Full disclosure: I've never actually made a tamale from scratch. I keep meaning to give it a try, but I always hear about how time-consuming and arduous the tamale-makin' process can be. Though I typically love spending hours in the kitchen, I just haven't blocked out time in my busy schedule for a tamale day. I will. Soon. Promise.
Until then, I present you with my quickie version of the savory stuffed treat — my Hot Tamale Pie:
It's yet another recipe I'm testing for my cookbook (told y'all I was steppin' up this cookbook game, right?). I've made it once before, but I made too much filling for a 9-inch pie pan. This time, I used a 10-inch pan and lessened the ratios of ingredients. It's not as fancy as a tamale, but it satisfies when you don't have all day to spend in the kitchen.
Though tamales originated in Latin America, they also have strong Southern roots.

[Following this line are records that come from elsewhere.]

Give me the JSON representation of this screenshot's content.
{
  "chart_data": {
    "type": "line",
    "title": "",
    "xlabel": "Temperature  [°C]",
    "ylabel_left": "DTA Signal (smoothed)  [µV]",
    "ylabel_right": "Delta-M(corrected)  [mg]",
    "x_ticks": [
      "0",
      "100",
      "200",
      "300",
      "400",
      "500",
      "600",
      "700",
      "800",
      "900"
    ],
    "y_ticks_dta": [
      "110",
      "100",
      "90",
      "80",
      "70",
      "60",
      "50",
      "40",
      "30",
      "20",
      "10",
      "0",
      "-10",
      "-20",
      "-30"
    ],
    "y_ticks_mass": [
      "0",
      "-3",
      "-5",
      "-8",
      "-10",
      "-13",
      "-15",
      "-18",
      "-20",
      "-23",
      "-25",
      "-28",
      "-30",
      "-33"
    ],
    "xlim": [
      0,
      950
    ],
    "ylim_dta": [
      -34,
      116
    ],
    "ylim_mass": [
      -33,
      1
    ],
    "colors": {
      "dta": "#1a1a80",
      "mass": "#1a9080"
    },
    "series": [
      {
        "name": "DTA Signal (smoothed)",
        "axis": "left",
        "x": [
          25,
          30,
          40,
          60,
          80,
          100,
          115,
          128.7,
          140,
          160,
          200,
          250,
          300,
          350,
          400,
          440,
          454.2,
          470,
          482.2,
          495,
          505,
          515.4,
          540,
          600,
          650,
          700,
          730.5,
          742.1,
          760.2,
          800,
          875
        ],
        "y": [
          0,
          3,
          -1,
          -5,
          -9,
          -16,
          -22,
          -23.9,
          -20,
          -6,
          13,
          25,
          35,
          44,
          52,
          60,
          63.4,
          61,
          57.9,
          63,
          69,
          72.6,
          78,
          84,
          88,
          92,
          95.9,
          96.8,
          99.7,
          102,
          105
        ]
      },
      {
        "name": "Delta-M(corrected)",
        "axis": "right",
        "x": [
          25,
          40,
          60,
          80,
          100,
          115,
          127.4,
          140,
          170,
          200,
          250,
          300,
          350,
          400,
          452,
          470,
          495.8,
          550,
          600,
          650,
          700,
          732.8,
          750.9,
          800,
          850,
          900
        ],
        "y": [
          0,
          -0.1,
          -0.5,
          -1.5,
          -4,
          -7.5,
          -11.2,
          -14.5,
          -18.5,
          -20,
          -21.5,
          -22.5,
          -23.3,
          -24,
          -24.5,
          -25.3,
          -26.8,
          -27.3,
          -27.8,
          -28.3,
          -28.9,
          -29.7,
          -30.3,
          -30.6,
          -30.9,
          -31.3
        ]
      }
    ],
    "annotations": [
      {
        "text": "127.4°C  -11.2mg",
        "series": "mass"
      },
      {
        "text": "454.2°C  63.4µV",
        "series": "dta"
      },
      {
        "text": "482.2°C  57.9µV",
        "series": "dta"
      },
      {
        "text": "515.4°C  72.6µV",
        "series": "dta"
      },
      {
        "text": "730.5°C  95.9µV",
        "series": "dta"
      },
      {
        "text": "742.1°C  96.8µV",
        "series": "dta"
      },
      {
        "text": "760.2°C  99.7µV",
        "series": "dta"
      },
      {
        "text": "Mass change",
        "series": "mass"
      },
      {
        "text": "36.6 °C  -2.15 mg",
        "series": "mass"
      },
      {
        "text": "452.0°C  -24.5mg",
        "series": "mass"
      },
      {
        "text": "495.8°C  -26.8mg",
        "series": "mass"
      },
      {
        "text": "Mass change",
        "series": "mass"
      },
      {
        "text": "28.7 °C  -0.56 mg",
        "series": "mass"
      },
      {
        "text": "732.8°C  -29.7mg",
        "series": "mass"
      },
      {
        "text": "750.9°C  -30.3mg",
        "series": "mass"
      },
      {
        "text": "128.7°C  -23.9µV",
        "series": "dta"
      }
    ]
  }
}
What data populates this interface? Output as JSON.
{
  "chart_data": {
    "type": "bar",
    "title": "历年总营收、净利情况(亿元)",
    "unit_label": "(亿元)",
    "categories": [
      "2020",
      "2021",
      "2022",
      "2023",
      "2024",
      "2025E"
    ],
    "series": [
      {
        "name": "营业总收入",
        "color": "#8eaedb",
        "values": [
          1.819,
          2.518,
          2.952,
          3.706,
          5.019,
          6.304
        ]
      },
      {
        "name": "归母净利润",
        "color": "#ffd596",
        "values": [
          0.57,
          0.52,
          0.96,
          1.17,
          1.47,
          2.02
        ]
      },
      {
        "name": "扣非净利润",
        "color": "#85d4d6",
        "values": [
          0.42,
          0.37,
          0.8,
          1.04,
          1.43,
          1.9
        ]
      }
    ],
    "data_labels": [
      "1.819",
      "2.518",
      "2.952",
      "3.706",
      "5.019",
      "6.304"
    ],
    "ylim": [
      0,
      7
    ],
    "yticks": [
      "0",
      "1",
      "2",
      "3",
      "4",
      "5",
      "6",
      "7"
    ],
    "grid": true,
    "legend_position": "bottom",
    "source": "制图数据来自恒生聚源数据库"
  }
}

The Mississippi Delta (the area along the river from Memphis down to Vicksburg, Miss.) is often referred to as the Tamale Trail, thanks to an abundance of tamale stands and diners serving up the Southern version of the traditional Latin treat. Why is this? There are several theories. Some say migrant workers who worked the cotton fields with African American slaves back in the day shared their foodways. Other theorize that U.S. soldiers from Mississippi brought back tamale recipes after traveling to Mexico during the U.S.-Mexican War.
While Mexican tamales are made with masa, most Southern folks make theirs with cornmeal, which lends the tamale a grittier, polenta-like texture. In keeping with Southern tradition, my pie features a cornmeal-based, polenta-like crust and topping. I gotta keep it real.